Karnataka is the home of few critically endangered species of flora that include evergreen trees like Dipterocarpus bourdilloni, Hopea erosa and Hopea jacobi, Croton lawianus (a small tree) and Pinnatella limbata (a type of moss). Some of the critically endangered species of fauna found in Karnataka include Gyps indicus (the Indian vulture) and two species of frogs, Indirana gundia (found only in Gundia range, Sakleshpur) and Micrixalus kottigeharensis (found only near Kottigehara, Chikkamagaluru district).

Some of the threatened species of flora include evergreen trees like Cynometra bourdillonii, Cynometra travancorica, Hopea glabra, Hopea parviflora, Hopea ponga, Hopea racophloea, Shorea roxburghii and Tarenna agumbensis and flowering plants like Glochidion pauciflorum, Glochidion tomentosum, Ixora lawsoni and Syzygium stocksii. Other endangered trees found in Karnataka include Isonandra stocksii, Kingiodendron pinnatum, Maesa velutina, Myristica magnifica, Rapanea striata and Flacourtia latifolia (synonym Xylosma latifolia).

Endangered species of fauna found in Karnataka include the Bengal tiger, Indian elephant, lion-tailed macaque, olive ridley turtle and dhole, the Indian wild dog.

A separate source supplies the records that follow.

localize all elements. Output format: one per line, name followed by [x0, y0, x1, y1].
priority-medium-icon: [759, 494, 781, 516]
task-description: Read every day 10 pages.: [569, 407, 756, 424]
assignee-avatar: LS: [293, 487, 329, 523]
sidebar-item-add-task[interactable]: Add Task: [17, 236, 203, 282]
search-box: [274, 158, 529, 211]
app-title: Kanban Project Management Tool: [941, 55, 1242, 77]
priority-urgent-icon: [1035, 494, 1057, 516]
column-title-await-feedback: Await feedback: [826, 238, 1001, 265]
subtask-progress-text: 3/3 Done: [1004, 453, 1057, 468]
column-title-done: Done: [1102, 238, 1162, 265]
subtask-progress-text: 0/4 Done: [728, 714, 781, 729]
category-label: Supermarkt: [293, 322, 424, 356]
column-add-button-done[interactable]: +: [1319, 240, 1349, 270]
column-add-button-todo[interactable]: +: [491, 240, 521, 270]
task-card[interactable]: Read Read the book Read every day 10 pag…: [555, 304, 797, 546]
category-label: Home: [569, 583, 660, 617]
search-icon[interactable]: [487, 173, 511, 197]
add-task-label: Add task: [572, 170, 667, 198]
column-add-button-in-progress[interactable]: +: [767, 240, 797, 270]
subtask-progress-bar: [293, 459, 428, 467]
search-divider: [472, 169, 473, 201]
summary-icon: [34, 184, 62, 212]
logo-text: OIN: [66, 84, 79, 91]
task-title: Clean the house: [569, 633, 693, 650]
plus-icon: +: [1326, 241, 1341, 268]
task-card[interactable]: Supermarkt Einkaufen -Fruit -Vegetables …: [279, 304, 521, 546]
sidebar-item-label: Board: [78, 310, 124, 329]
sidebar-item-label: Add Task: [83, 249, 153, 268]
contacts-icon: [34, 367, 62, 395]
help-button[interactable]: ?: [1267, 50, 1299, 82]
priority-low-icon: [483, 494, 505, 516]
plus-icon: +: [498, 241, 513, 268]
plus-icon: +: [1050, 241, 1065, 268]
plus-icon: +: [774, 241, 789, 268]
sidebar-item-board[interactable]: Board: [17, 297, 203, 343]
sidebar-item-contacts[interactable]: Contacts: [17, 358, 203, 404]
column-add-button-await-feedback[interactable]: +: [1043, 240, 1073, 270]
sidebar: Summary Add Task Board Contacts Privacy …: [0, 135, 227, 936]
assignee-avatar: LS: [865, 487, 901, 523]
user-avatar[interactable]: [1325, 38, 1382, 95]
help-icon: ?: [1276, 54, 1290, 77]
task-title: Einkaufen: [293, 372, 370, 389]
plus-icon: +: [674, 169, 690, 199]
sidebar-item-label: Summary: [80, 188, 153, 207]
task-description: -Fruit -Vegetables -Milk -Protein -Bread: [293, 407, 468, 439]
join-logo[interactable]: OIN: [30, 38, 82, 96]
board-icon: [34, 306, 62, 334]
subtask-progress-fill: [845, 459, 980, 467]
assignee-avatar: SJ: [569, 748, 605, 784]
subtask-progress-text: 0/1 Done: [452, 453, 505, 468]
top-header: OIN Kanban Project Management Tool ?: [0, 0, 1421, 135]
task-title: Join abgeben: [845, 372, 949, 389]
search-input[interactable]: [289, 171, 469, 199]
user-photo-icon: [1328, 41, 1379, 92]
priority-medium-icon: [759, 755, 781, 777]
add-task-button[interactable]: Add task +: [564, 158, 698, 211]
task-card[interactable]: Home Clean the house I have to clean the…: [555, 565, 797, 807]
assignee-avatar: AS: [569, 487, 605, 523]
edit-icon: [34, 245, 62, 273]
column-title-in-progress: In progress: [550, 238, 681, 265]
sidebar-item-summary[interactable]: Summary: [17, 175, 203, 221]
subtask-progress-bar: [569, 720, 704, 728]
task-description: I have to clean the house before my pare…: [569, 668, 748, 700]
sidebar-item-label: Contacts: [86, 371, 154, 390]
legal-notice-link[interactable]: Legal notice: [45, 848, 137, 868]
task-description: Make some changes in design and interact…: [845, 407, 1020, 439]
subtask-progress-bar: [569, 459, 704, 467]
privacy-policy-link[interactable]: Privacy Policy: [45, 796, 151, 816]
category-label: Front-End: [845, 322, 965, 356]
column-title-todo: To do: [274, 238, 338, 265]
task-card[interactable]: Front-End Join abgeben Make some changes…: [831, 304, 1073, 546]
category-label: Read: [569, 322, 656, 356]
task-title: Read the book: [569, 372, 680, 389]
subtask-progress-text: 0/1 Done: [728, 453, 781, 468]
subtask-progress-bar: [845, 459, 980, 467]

Many endangered species of amphibians are found here including frogs, Indirana brachytarsus, Microhyla sholigari, Minervarya sahyadris, Nyctibatrachus aliciae, Nyctibatrachus hussaini, Nyctibatrachus sanctipalustris, Philautus charius, Philautus wynaadensis, Ramanella mormorata and Rhacophorus lateralis and a toad, Bufo beddomii. Other endangered species of fauna include Hipposideros hypophyllus (the Kolar leaf-nosed bat) and Pseudomulleria dalyi (a mollusc).